Pese a la fama de buen retratista que Maíno tuvo entre sus contemporáneos, el único ejemplar firmado por el pintor que se ha conservado es el Retrato de Caballero del Museo del Prado. Es una pintura de extraordinaria calidad en la que el dominico se muestra tan respetuoso con las fórmulas empleadas por El Greco en el área toledana como conectado con la pintura norteuropea del siglo XVII. En el año 1935 se le atribuyó el Retrato de un Monje del Ashmolean Museum, que es muy probablemente un autorretrato a tenor de la intensidad introspectiva que destila. Diego Velázquez, Francisco de Zurbarán, Alonso Cano, Rembrandt o Peter Paul Rubens son algunos de los pintores que en alguna ocasión se han puesto en relación con Maíno.

 

 

 

Entre las composiciones religiosas realizadas por Maíno merecen especial interés las creaciones de santos aislados, concebidos de manera monumental y muy cercana al espectador, seguramente para estimular sus impulsos devocionales. Una obra que alcanzó cierta difusión fue la de San Pedro Arrepentido, una conmovedora visión del apóstol cuya disposición deriva directamente de Caravaggio, y que alcanzó predicamento en otros pintores españoles durante el primer cuarto del XVII. La corporeidad, la iluminación y la disposición espacial entroncan también con el San Juan Bautista de Basilea, mientras que el monumental San Jacinto muestra la capacidad del pintor para cambiar de registro pictórico y adaptarse a la pintura mural. La Magdalena Penitente es una delicada versión de una estampa flamenca, con un colorido sensual y una carnalidad que recuerdan a Orazio Gentileschi.
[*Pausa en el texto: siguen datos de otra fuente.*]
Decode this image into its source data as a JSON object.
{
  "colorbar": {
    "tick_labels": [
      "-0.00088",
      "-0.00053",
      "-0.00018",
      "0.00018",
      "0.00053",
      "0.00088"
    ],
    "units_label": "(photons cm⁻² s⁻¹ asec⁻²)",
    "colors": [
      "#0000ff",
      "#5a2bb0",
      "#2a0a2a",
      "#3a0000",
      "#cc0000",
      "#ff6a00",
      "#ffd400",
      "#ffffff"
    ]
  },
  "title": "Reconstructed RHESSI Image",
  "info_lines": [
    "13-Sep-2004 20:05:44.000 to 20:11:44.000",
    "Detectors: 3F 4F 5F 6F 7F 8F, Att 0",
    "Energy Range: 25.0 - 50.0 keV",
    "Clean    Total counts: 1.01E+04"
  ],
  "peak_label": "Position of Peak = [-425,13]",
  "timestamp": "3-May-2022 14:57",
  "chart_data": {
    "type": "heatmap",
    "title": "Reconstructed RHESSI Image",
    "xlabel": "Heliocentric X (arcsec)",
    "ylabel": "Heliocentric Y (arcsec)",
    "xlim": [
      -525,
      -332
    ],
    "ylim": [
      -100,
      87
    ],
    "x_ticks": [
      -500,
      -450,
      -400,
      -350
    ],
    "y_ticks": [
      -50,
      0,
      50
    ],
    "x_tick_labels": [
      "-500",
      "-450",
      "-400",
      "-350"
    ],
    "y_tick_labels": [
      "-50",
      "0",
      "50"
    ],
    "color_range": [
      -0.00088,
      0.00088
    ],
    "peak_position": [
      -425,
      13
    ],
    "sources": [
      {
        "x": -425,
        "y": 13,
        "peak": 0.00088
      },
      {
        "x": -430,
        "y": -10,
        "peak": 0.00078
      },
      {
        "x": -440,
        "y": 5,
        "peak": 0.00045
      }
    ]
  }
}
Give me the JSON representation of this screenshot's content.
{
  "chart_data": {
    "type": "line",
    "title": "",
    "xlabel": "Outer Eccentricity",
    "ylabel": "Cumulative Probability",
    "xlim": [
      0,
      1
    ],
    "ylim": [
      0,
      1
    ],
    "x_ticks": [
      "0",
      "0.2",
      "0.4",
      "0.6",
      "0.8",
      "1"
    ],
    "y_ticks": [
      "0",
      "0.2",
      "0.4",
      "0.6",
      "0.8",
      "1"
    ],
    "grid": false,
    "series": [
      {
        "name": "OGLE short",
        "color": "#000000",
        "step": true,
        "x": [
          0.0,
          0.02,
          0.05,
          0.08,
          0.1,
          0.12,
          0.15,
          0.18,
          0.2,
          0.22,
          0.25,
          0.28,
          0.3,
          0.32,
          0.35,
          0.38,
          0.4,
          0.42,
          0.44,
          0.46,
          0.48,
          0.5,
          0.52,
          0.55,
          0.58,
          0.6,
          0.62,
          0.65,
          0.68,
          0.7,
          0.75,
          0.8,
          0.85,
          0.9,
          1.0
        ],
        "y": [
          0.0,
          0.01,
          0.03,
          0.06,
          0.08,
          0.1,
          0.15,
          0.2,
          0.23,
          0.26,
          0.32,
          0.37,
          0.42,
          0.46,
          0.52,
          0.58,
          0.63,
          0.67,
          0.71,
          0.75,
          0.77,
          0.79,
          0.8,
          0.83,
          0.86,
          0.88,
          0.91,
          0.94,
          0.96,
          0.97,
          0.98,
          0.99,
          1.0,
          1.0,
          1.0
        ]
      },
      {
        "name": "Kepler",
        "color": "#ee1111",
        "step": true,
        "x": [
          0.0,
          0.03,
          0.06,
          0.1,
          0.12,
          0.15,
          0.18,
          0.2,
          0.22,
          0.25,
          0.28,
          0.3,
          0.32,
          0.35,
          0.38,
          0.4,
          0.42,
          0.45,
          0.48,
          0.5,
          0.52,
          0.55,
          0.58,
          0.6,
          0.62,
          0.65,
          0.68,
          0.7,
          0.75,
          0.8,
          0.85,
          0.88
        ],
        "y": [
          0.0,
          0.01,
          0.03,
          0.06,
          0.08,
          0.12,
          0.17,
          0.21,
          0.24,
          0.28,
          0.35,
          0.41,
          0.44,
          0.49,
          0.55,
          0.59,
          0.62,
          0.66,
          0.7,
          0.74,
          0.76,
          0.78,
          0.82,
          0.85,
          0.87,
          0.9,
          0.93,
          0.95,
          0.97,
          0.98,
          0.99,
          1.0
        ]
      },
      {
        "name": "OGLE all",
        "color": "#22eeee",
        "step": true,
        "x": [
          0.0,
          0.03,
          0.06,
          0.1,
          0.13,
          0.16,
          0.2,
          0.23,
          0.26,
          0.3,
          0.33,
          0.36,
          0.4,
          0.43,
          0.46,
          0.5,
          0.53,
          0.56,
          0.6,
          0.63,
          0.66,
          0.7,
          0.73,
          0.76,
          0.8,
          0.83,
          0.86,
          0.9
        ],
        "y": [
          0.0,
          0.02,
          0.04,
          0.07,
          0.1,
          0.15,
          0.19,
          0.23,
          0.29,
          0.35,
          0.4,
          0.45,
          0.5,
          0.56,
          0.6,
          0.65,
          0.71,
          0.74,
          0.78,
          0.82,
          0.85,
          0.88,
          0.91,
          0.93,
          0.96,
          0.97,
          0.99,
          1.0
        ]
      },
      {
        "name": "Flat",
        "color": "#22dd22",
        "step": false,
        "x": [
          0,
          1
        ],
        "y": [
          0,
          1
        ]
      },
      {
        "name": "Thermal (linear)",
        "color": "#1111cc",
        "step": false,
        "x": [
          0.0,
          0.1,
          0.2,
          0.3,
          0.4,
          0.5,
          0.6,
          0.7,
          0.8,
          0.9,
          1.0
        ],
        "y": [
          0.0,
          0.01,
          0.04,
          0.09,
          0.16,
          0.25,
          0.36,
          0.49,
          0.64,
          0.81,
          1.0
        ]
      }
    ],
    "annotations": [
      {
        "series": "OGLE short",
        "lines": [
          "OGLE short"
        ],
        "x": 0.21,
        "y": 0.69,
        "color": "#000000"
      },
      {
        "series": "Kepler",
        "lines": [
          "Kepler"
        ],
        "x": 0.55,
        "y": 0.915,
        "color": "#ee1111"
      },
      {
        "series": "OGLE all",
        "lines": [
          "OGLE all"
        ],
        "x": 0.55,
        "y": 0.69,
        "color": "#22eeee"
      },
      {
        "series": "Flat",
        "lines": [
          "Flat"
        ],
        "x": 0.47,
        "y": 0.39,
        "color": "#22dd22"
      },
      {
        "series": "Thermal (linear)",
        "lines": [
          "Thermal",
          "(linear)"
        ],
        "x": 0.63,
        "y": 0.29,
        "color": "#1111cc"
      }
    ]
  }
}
La cercanía de Juan Bautista Maíno con Felipe IV aparece recogida en testimonios de la época, que sitúan al pintor como profesor de dibujo del monarca y su asesor en temas artísticos. Sin embargo, no conocemos encargos explícitos a Maíno con la excepción de esta tela que formó parte del Salón de Reinos del Palacio del Buen Retiro de Madrid que, decorado entre los años 1634 y 1635, se convirtió en el espacio más emblemático del reinado de Felipe IV, pues festejaba los principales triunfos militares hispanos de los años previos. La tela ocupaba el primer lugar dentro de la serie, y era la única del conjunto que incluía los retratos de Felipe IV y el Conde-Duque de Olivares. Es una obra que destaca sobre el resto de las telas del conjunto, y no sólo por la novedosa visión de la guerra y la complejidad narrativa que dio al asunto (descripción topográfica del lugar, concesión del perdón real a los prisioneros y penosas consecuencias que la guerra acarrea), sino también por emplear un colorido claro y una pincelada poco densa cuyo resultado se asemeja al de la pintura mural.